Abominasi meraung seperti guntur, menerjang masuk ke gang, dan memperlebar gang itu hingga dua kali lipat!

Namun kali ini, ketika ia keluar dari ujung gang, ia seakan masuk ke sarang laba-laba raksasa—di luar gang dipenuhi jaring laba-laba putih yang kokoh, terpasang di empat bangunan sekitarnya, hampir seratus jaring yang membentuk perangkap raksasa!

Jika Abominasi dalam keadaan normal, mungkin ia tak akan terjebak, tapi kini, dalam kepungan amarah, ia langsung menerjang perangkap jaring itu.

“Sekarang!”

Seperti yang dipikirkan Shinian dari atas gereja, Gwen yang menempel di dinding tinggi dengan cepat menembakkan jaring dari kedua pergelangan tangannya.
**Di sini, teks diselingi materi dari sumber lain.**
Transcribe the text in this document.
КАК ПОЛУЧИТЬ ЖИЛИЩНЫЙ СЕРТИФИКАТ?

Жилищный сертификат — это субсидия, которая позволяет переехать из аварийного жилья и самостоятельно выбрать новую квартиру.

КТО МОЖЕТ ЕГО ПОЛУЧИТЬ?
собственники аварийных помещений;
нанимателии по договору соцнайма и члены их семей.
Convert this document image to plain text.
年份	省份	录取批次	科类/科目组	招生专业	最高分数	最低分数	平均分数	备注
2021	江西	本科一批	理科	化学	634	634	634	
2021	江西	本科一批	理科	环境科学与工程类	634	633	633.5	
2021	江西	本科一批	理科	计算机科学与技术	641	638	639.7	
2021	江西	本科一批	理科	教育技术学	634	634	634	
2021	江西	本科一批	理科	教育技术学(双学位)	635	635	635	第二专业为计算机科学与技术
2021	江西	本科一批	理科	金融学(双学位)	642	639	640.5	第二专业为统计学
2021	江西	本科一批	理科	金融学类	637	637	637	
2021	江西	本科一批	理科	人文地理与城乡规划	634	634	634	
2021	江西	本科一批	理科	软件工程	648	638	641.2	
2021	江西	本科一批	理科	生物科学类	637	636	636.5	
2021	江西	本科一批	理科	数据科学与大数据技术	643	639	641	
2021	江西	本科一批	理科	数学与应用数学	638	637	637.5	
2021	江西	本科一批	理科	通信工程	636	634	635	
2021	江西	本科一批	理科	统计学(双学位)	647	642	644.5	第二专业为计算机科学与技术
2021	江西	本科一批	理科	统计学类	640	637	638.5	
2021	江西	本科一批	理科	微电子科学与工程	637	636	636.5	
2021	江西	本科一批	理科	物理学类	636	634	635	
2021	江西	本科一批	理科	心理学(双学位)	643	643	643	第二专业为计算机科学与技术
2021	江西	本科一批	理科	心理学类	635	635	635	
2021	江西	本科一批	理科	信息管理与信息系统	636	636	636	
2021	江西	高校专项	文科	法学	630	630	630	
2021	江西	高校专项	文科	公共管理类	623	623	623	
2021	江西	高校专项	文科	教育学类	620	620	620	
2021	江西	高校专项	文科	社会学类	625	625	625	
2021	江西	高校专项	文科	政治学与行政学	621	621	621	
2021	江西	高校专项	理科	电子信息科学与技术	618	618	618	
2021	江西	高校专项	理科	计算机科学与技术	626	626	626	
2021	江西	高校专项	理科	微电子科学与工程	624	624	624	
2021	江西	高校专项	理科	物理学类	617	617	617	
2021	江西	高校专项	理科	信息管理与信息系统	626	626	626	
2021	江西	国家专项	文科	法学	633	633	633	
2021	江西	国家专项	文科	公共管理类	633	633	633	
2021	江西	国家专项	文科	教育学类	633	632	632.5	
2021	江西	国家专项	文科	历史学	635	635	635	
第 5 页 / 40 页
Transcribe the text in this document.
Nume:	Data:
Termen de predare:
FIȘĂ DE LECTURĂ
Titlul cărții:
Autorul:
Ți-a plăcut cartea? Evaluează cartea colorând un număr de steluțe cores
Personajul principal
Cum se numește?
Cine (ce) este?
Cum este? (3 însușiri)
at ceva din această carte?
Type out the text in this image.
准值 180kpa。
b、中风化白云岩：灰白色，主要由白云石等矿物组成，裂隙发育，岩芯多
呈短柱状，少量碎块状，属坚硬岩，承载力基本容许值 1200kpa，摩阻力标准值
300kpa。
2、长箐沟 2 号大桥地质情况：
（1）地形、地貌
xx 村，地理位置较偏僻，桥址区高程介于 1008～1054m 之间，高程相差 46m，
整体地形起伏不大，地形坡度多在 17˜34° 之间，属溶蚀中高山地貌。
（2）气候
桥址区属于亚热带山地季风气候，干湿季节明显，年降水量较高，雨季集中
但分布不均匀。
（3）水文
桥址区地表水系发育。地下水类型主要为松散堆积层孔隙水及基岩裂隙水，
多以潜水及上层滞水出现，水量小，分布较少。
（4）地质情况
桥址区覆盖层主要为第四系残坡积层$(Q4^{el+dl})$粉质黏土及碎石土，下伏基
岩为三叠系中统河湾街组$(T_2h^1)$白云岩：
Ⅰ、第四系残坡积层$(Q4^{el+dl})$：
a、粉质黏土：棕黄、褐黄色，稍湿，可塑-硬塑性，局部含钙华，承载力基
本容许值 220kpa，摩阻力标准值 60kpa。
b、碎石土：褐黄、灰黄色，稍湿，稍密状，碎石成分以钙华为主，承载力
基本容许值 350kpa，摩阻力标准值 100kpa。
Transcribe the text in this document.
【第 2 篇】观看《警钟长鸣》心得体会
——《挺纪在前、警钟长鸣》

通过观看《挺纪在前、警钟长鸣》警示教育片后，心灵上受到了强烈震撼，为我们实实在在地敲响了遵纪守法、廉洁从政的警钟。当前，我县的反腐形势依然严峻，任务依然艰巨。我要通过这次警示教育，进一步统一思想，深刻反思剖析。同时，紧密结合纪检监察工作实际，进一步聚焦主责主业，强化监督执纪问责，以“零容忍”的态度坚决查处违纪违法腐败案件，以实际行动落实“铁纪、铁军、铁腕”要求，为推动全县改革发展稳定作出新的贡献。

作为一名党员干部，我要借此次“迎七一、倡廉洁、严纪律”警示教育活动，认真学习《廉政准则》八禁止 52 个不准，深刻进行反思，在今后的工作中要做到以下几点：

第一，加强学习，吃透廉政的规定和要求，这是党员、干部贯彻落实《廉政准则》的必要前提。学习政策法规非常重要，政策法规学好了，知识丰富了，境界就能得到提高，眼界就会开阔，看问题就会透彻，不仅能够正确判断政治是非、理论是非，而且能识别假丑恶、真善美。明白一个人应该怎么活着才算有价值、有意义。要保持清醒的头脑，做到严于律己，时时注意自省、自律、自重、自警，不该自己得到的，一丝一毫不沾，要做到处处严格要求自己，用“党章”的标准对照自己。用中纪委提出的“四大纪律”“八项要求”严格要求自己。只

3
Jaring-jaring itu menempel di kepala dan anggota badan Abominasi, seperti rantai besi, ujungnya dipasang di dinding bangunan sekitarnya.

Dalam waktu lima detik.

Abominasi hampir sepenuhnya terbungkus jaring, wajah dan mulutnya juga tertutup, ia terpaku menjadi satu dengan bangunan di sekitarnya!

“Hebat, aku benar-benar meremehkan dia,” bisik Shinian dalam hati, kagum.

Setelah jaringnya hampir habis, Gwen menghela napas lega, duduk kelelahan di dinding luar yang tinggi.

Mungkin karena tak ada orang di sekitar, ia menarik sedikit penutup kepala laba-labanya, memperlihatkan dagu halus yang cantik, mulut kecil yang terengah-engah, dan hidung mungil yang mancung.

“Tidak mungkin...” Shinian tiba-tiba terkejut.

Meski hanya separuh wajahnya yang terlihat, Gwen Sang Gadis Laba-Laba sangat mirip dengan seseorang yang dikenalnya!